El analista Amylkar D. Acosta advierte que el sistema eléctrico colombiano atraviesa un momento crítico, marcado por problemas financieros estructurales que afectan a varias empresas comercializadoras de energía y ponen en riesgo la estabilidad del servicio.
La crisis, según explica, no se limita a un caso puntual. La deuda del Gobierno por subsidios a los estratos 1, 2 y 3, la mora en pagos de entidades oficiales y los saldos acumulados por la opción tarifaria han generado presiones financieras que mantienen al sector al borde de un “apagón financiero”.
El caso más emblemático es el de Air-e, intervenida por la Superintendencia de Servicios Públicos. Su situación de insolvencia e iliquidez se ha agravado, con deudas a generadores que pasaron de 500 mil millones a 1,7 billones de pesos tras la intervención, reflejando fallas en la gestión y en las soluciones adoptadas.
El propio Ministerio de Minas y Energía ha señalado que sin apoyo financiero adicional, la continuidad del servicio podría volverse inviable, lo que obligaría a evaluar escenarios como la liquidación, siempre garantizando la prestación del servicio público.

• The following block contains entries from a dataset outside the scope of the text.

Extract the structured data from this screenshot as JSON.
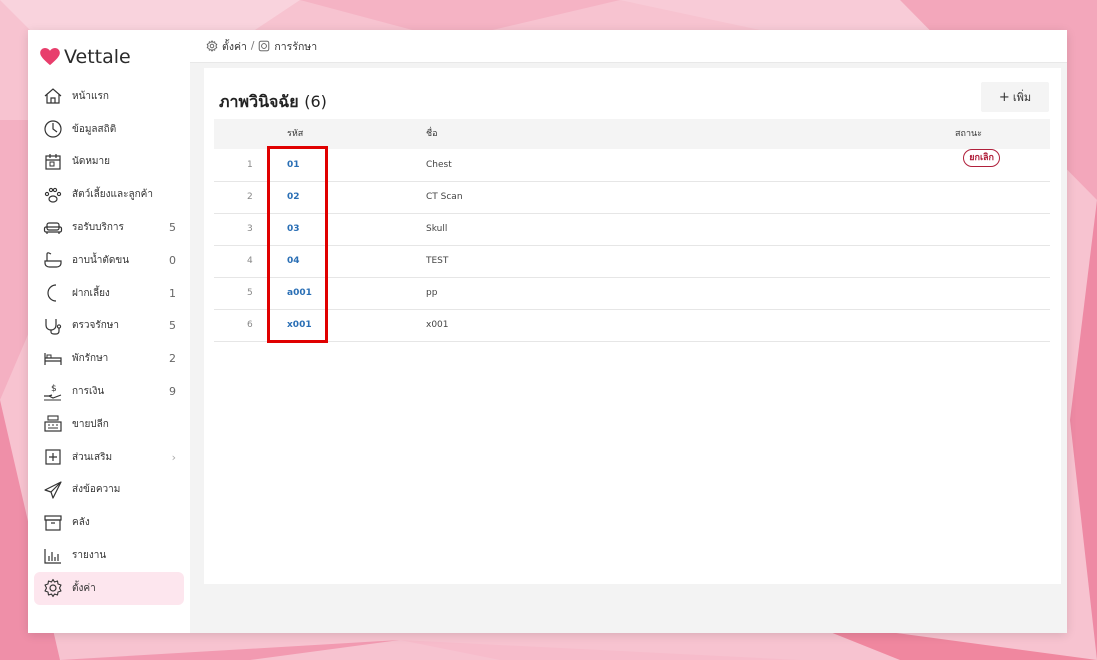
{
  "brand": {
    "name": "Vettale",
    "accent": "#e83e6c"
  },
  "sidebar": {
    "items": [
      {
        "label": "หน้าแรก",
        "count": "",
        "icon": "home-icon"
      },
      {
        "label": "ข้อมูลสถิติ",
        "count": "",
        "icon": "stats-icon"
      },
      {
        "label": "นัดหมาย",
        "count": "",
        "icon": "calendar-icon"
      },
      {
        "label": "สัตว์เลี้ยงและลูกค้า",
        "count": "",
        "icon": "paw-icon"
      },
      {
        "label": "รอรับบริการ",
        "count": "5",
        "icon": "sofa-icon"
      },
      {
        "label": "อาบน้ำตัดขน",
        "count": "0",
        "icon": "bathtub-icon"
      },
      {
        "label": "ฝากเลี้ยง",
        "count": "1",
        "icon": "moon-icon"
      },
      {
        "label": "ตรวจรักษา",
        "count": "5",
        "icon": "stethoscope-icon"
      },
      {
        "label": "พักรักษา",
        "count": "2",
        "icon": "bed-icon"
      },
      {
        "label": "การเงิน",
        "count": "9",
        "icon": "money-hand-icon"
      },
      {
        "label": "ขายปลีก",
        "count": "",
        "icon": "cash-register-icon"
      },
      {
        "label": "ส่วนเสริม",
        "count": "›",
        "icon": "plus-square-icon"
      },
      {
        "label": "ส่งข้อความ",
        "count": "",
        "icon": "send-icon"
      },
      {
        "label": "คลัง",
        "count": "",
        "icon": "archive-icon"
      },
      {
        "label": "รายงาน",
        "count": "",
        "icon": "bar-chart-icon"
      },
      {
        "label": "ตั้งค่า",
        "count": "",
        "icon": "gear-icon"
      }
    ]
  },
  "breadcrumb": {
    "settings": "ตั้งค่า",
    "separator": "/",
    "treatment": "การรักษา"
  },
  "page": {
    "title": "ภาพวินิจฉัย",
    "count": "(6)",
    "add_label": "เพิ่ม",
    "add_symbol": "+"
  },
  "table": {
    "headers": {
      "code": "รหัส",
      "name": "ชื่อ",
      "status": "สถานะ"
    },
    "rows": [
      {
        "num": "1",
        "code": "01",
        "name": "Chest",
        "status": "ยกเลิก"
      },
      {
        "num": "2",
        "code": "02",
        "name": "CT Scan",
        "status": ""
      },
      {
        "num": "3",
        "code": "03",
        "name": "Skull",
        "status": ""
      },
      {
        "num": "4",
        "code": "04",
        "name": "TEST",
        "status": ""
      },
      {
        "num": "5",
        "code": "a001",
        "name": "pp",
        "status": ""
      },
      {
        "num": "6",
        "code": "x001",
        "name": "x001",
        "status": ""
      }
    ]
  },
  "colors": {
    "link": "#2a6fb5",
    "cancel": "#b0203b",
    "highlight": "#e00000",
    "active_bg": "#fde6ee"
  }
}
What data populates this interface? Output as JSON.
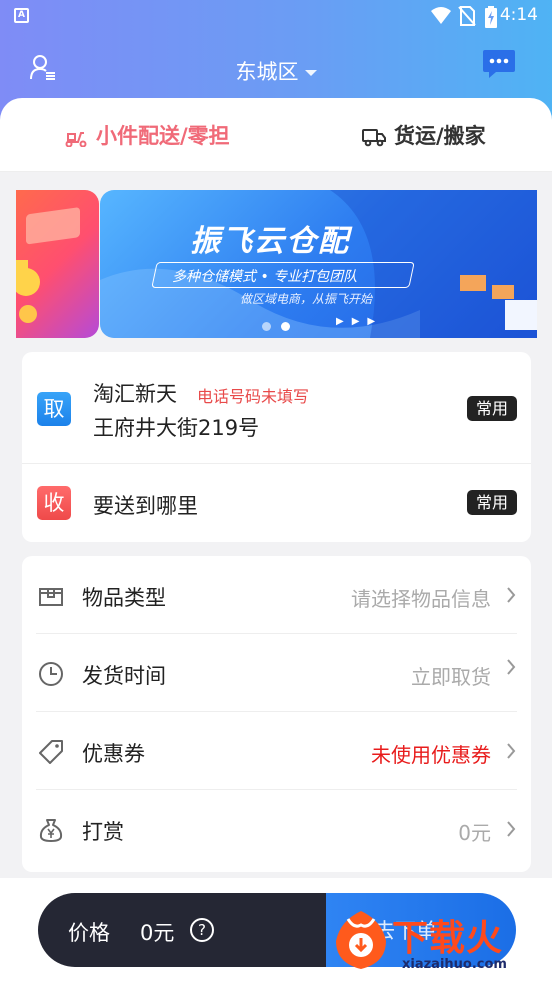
{
  "status_bar": {
    "time": "4:14",
    "notification_badge": "A"
  },
  "header": {
    "city": "东城区"
  },
  "tabs": [
    {
      "label": "小件配送/零担",
      "active": true
    },
    {
      "label": "货运/搬家",
      "active": false
    }
  ],
  "banner": {
    "title": "振飞云仓配",
    "subtitle": "多种仓储模式 • 专业打包团队",
    "tagline": "做区域电商，从振飞开始",
    "dots": 2,
    "active_dot": 1
  },
  "pickup": {
    "tag": "取",
    "name": "淘汇新天",
    "warning": "电话号码未填写",
    "address": "王府井大街219号",
    "common_label": "常用"
  },
  "delivery": {
    "tag": "收",
    "placeholder": "要送到哪里",
    "common_label": "常用"
  },
  "options": [
    {
      "icon": "box-icon",
      "label": "物品类型",
      "value": "请选择物品信息",
      "highlight": false
    },
    {
      "icon": "clock-icon",
      "label": "发货时间",
      "value": "立即取货",
      "highlight": false
    },
    {
      "icon": "coupon-tag-icon",
      "label": "优惠券",
      "value": "未使用优惠券",
      "highlight": true
    },
    {
      "icon": "money-bag-icon",
      "label": "打赏",
      "value": "0元",
      "highlight": false
    }
  ],
  "price_bar": {
    "label": "价格",
    "value": "0元",
    "help": "?"
  },
  "order_button": {
    "label": "去下单"
  },
  "watermark": {
    "brand": "下载火",
    "url": "xiazaihuo.com"
  },
  "colors": {
    "accent_pink": "#f06a78",
    "brand_blue": "#1b6ee6",
    "warning_red": "#e84a4a",
    "dark_bar": "#252734"
  }
}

La falta de recursos del Fondo Empresarial y la demora en decisiones han sido cuestionadas por organismos de control, mientras que medidas recientes han planteado trasladar parte de la carga a los usuarios mediante recargos en la factura o a las empresas generadoras.
Sin embargo, la Corte Constitucional suspendió normas relacionadas con la emergencia económica, frenando medidas que buscaban reconfigurar la financiación del sistema, al considerar que la crisis no era un hecho sobreviniente.
Otro punto crítico es la instrucción de la Superintendencia que limita la posibilidad de suspender el suministro a empresas intervenidas, lo que, según expertos del sector, debilita mecanismos diseñados para evitar riesgos sistémicos y proteger la sostenibilidad financiera.
De acuerdo con gremios de generadores, estas decisiones podrían desencadenar un efecto dominó que comprometa la confiabilidad del sistema, aumentando la probabilidad de un colapso financiero que impacte la prestación del servicio eléctrico en el país.
El análisis concluye que el desafío del sector no solo es financiero, sino institucional: se requieren decisiones oportunas, políticas claras y soluciones estructurales para evitar que la crisis escale y se materialice el escenario más crítico para el sistema eléctrico colombiano.